Urging people to keep following COVID-19 appropriate behaviour, Paul said it must be kept in mind that the variants now are more transmissible than the ones from last year.

"We are dealing here with relatively highly transmissible ones, so in that effort we must be more alert and keep following COVID-19 appropriate behaviour," he said.

On Adverse Event Following Immunisation (AEFI), joint secretary in the health ministry Lav Agarwal said any untoward medical occurrence may not be directly linked to vaccination and its causality analysis is done to ascertain whether it was due to vaccination or it was due to some other reason.

"We ascertain if it is a minor adverse event or it is a serious or severe adverse event. Then it is monitored and causes are ascertained. The vaccines approved by us, their safety parameters are very good. When 23.5 crore doses were given then AEFI deaths was 0.0002 per cent which comes to 488 deaths which does not mean these deaths were because of vaccination," he said.

On missed COVID-19 deaths, Agarwal said the Centre has asked states to do a death audit to prevent avoidable fatalities.

"To ensure some cases are not missed, they need to be reported on time. We have asked states to report any missed deaths. Deaths cannot stay hidden and that can be seen in the case of Bihar which conducted an analysis at the district level and reported these deaths. It was also seen in Maharashtra and Kerala and they are monitoring if any deaths were missed," he said.

Over alleged fake COVID-19 test results during the Kumbh Mela in Uttarakhand, Agarwal said the district magistrate of Haridwar has been asked to give a detailed report on the matter and the exact figure of these tests is to be determined yet.
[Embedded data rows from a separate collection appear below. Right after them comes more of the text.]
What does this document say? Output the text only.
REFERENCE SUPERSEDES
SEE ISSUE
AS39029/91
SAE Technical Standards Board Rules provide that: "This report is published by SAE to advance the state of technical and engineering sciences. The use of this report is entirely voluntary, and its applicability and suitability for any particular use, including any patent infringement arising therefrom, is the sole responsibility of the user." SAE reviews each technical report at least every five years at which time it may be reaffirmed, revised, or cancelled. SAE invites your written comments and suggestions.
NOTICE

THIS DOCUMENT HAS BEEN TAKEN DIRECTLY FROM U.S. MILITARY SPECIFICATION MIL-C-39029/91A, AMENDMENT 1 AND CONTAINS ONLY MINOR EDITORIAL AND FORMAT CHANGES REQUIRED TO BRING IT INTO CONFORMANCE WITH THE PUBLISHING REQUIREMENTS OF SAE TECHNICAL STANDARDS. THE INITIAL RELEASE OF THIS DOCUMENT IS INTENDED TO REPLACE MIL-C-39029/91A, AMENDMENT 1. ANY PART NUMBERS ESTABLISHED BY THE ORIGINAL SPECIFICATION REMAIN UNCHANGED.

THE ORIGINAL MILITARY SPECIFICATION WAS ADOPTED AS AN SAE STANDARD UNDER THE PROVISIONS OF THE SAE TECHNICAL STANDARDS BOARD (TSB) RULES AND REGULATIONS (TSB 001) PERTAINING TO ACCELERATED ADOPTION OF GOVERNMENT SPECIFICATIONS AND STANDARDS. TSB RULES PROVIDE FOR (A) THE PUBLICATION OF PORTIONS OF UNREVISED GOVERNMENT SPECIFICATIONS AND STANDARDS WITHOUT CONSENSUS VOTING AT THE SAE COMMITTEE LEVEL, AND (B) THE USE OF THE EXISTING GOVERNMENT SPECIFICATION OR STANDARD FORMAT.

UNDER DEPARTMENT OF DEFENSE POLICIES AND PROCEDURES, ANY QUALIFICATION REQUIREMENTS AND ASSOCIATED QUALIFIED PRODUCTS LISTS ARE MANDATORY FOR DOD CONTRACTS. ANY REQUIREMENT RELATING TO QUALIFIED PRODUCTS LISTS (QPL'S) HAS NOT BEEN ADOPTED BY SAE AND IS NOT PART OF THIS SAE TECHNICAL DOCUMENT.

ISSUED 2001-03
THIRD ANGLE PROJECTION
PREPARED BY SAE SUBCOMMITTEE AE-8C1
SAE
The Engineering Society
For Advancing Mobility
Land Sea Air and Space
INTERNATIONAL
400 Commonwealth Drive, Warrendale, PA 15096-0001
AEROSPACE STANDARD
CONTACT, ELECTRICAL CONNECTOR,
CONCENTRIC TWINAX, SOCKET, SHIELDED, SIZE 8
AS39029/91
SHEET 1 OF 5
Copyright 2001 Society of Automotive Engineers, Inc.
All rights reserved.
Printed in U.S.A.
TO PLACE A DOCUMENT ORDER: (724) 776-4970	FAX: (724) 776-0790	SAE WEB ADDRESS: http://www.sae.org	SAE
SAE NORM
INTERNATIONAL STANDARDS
Action will be taken against those responsible, he said.

Highlighting the improvement in the COVID-19 situation in the country, Agarwal said an almost 85 per cent decline in daily COVID-19 cases has been noted since the highest reported peak on May 7 and the number of districts reporting more than 100 daily cases has reduced from 531 as recorded in the week ending May 4 to 165 in the week ending June 13.

There has been a decline of 75.6 per cent from the peak of COVID-19 active cases recorded on May 10 across the county, he said.

Currently, there are 20 states and Union territories where active cases are less than 5,000 and a drastic reduction is being noted in almost all states, Agarwal said.

Due to restrictions being imposed at the field level in terms of containment activities, a sharp decline of 78 per cent has been noted since the highest reported weekly covid case positivity of 21.4 per cent, which was recorded between May 4 and 10 during the second wave, he said.